Interleukin 17 (IL-17) is produced during infection with Listeria monocytogenes and is also an important regulator of tumor development with both pro-and anti-tumorigenic effects. alpha beta T cells and gamma delta T cells are among the principle producers of IL-17 in response to infection and other proinflammatory conditions. Listeria-based cancer immunotherapies induce IFN gamma directed Th1 dependent tumor regression; however, the role of IL-17 in Listeria based immunotherapy has not been addressed.
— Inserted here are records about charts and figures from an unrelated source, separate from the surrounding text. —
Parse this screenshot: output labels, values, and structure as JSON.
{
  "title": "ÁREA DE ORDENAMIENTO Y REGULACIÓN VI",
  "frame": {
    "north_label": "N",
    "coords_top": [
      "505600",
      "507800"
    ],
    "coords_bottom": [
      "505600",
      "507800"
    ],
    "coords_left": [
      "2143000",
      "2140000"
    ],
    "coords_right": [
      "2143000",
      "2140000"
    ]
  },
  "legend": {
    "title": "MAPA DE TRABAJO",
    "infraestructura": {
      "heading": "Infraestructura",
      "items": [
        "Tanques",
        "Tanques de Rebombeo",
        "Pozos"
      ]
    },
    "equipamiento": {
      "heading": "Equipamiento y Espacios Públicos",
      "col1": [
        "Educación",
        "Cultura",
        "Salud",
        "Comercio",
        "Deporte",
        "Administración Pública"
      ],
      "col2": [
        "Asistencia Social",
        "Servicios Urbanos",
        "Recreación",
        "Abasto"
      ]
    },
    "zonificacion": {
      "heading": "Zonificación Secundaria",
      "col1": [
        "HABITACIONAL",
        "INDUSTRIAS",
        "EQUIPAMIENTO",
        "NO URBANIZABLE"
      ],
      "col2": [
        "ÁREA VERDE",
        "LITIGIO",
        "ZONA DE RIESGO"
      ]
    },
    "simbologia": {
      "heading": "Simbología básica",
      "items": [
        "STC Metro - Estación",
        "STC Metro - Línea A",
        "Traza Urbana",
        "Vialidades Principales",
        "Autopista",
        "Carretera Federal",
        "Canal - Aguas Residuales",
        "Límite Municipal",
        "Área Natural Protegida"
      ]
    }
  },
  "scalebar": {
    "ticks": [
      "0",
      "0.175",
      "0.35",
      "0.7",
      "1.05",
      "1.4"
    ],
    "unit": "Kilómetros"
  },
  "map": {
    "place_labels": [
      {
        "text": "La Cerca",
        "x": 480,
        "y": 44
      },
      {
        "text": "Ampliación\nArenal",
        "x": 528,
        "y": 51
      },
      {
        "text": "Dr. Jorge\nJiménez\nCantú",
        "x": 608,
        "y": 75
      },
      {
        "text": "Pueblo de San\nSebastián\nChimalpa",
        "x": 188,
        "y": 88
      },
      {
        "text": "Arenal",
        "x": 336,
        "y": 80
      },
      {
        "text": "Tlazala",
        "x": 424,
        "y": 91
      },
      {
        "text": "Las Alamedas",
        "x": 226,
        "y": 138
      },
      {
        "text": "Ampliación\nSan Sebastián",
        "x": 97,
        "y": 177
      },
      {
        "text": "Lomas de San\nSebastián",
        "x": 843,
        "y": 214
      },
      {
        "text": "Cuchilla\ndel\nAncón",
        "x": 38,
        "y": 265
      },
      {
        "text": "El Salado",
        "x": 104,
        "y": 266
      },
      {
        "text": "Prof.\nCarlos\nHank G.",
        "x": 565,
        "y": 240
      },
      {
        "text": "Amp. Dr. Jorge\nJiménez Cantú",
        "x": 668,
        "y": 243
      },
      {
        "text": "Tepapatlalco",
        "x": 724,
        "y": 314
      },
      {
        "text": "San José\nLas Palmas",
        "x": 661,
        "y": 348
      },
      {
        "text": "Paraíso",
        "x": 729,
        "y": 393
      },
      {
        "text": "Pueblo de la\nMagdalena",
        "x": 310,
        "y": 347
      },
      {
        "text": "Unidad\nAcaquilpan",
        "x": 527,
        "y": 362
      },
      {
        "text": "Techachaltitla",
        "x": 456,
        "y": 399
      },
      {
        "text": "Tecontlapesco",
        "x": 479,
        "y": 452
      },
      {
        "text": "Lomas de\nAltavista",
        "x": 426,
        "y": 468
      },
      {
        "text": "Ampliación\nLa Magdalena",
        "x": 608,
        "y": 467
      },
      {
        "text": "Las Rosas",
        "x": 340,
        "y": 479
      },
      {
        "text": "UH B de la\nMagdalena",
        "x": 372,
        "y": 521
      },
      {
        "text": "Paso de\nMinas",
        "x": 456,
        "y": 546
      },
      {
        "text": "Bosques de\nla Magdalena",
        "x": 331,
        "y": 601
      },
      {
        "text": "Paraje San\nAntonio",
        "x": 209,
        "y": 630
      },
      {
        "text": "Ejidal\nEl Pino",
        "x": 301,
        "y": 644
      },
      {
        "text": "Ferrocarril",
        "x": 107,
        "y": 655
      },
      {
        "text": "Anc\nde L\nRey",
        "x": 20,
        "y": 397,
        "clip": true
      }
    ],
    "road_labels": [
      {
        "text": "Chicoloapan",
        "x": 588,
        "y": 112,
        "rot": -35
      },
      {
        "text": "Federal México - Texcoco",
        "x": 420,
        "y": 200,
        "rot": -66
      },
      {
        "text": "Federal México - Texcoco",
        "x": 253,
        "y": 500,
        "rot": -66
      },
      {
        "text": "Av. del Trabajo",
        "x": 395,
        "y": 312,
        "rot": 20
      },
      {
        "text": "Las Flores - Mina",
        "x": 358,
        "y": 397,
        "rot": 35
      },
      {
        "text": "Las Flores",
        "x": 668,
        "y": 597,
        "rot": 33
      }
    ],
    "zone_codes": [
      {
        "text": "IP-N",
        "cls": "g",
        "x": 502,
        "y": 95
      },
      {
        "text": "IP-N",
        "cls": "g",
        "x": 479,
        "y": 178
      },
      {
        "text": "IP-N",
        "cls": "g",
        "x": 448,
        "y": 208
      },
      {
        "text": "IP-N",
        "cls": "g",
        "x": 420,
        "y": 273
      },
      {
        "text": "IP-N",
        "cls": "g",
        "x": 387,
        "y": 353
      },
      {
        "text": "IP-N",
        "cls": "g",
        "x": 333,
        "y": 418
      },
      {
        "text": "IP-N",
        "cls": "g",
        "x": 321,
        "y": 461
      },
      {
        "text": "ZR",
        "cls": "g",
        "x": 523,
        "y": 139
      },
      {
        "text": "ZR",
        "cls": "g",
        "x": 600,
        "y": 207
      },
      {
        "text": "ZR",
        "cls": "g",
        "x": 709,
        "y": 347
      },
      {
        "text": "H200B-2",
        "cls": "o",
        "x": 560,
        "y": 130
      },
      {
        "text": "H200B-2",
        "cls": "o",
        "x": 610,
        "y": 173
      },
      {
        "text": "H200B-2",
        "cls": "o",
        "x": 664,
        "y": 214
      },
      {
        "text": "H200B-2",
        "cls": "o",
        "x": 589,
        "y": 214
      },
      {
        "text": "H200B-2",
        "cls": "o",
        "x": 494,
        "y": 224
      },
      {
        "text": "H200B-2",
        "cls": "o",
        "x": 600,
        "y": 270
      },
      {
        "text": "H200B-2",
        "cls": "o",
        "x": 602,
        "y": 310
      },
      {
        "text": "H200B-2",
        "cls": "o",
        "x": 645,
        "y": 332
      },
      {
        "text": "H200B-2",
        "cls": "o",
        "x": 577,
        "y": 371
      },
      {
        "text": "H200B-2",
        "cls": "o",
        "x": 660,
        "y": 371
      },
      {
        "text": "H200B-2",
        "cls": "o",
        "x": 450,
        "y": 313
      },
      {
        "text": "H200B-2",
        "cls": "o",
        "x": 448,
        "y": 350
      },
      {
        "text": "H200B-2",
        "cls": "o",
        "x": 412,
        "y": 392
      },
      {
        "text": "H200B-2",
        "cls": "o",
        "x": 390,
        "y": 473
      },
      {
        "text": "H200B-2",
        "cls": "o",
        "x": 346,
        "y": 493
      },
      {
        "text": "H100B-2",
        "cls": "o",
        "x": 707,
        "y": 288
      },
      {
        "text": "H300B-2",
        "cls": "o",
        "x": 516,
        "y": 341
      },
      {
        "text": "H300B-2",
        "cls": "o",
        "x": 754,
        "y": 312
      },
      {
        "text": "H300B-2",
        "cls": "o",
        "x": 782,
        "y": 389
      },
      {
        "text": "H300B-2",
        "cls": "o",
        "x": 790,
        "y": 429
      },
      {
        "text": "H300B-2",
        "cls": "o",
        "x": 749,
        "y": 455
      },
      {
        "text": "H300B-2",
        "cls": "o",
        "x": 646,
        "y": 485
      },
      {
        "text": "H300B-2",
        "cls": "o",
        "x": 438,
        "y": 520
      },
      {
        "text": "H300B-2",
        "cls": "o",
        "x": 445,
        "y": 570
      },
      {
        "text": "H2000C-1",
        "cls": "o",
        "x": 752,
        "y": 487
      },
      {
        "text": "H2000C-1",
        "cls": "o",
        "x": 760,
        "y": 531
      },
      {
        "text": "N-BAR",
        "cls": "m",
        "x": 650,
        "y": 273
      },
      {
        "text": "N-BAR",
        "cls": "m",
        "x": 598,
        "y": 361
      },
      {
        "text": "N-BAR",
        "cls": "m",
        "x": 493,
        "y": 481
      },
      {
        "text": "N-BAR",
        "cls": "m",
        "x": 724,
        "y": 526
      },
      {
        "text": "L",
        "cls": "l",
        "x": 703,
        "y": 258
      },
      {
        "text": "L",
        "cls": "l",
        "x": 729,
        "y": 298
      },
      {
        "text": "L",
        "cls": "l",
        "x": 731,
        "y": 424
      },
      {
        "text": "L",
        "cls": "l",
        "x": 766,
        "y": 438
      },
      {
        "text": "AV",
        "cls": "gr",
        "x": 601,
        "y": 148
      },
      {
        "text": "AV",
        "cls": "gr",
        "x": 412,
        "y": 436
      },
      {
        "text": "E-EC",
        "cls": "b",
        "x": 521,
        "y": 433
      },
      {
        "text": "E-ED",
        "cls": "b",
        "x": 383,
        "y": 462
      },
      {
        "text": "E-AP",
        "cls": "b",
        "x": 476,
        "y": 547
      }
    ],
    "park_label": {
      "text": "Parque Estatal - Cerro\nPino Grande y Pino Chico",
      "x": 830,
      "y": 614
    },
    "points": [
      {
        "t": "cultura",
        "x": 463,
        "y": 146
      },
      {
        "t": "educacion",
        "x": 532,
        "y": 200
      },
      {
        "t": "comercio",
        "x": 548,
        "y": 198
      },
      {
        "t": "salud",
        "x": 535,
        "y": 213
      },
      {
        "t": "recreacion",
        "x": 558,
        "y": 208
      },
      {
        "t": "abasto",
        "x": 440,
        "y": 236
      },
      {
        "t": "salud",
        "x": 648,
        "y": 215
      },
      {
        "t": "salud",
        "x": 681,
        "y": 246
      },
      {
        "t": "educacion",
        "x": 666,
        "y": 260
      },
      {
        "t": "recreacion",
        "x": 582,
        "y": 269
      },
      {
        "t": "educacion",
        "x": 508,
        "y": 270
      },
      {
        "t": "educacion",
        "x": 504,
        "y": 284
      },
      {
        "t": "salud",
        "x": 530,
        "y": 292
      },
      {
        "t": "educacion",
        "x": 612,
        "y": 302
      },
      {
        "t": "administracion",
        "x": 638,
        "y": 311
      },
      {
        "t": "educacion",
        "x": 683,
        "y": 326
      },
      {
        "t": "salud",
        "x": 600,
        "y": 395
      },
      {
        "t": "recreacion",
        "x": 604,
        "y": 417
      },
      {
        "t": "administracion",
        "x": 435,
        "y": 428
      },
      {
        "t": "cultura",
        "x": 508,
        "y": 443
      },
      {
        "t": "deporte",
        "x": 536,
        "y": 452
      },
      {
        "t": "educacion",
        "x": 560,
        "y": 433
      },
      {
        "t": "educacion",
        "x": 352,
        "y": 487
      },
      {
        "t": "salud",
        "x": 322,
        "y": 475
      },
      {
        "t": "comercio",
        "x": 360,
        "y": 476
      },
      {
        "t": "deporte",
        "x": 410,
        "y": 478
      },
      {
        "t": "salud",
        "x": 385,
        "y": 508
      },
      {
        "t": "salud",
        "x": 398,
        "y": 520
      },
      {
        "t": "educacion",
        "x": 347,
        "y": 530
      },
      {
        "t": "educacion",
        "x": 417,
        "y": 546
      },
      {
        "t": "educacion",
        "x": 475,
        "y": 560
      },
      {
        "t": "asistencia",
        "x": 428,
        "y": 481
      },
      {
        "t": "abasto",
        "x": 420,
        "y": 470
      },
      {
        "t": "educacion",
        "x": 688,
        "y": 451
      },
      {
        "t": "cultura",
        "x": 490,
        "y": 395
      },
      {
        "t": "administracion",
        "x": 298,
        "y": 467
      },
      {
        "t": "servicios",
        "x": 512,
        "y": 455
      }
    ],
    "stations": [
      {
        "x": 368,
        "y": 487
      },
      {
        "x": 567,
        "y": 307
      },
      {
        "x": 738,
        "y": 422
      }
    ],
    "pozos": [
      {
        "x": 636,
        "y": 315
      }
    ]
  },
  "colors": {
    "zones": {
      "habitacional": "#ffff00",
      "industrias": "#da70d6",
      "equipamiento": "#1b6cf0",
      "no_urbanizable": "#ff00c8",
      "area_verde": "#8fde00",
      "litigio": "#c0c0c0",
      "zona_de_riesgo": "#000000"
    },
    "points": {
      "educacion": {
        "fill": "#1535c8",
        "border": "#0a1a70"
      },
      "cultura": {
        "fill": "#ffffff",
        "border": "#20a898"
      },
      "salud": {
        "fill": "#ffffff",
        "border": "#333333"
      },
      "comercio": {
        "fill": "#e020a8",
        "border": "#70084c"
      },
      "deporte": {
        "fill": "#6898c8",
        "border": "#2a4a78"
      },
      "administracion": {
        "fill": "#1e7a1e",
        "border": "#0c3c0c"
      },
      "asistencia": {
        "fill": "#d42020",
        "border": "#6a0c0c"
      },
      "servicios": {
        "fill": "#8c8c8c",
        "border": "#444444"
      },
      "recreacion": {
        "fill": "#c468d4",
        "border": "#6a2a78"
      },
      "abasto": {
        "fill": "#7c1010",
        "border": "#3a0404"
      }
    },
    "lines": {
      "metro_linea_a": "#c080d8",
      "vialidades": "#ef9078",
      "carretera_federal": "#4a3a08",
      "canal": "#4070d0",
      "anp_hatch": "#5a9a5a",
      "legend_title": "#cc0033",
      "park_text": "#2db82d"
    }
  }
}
Therefore, we investigated the ability of attenuated Listeria-based immunotherapy to induce IL-17 producing cells in a model of cervical cancer and the potential impact that these cells have on anti-tumor vaccine efficacy. Here we show that vaccination of tumor bearing mice with Listeria vaccines resulted in elevated levels of intratumoral IL-17 and increased IL-17 production by gamma delta TCR+ cells, exclusively. IL-17 producing cells were lacking in tumors of gamma delta T-cell-deficient mice; however, the absence of gamma delta T cells, including IL-17(+) gamma delta T cells, did not alter tumor progression or abrogate the efficacy of the Listeria-based vaccine indicating that alpha beta T cells are key for clearance of the tumor. Th1 responses, known to be responsible for anti-tumor Listeria-based vaccine efficacy, appear to be sufficient for tumor regression in gamma delta T-cell-deficient mice. We conclude that the efficacy of Listeria-based vaccine does not rely on gamma delta T cells (or IL-17 produced by them) in a TC.1 tumor model; however, Listeria-based immunotherapy can be used to induce IL-17(+) gamma delta T cells that are important for regression observed in alternative cancer models.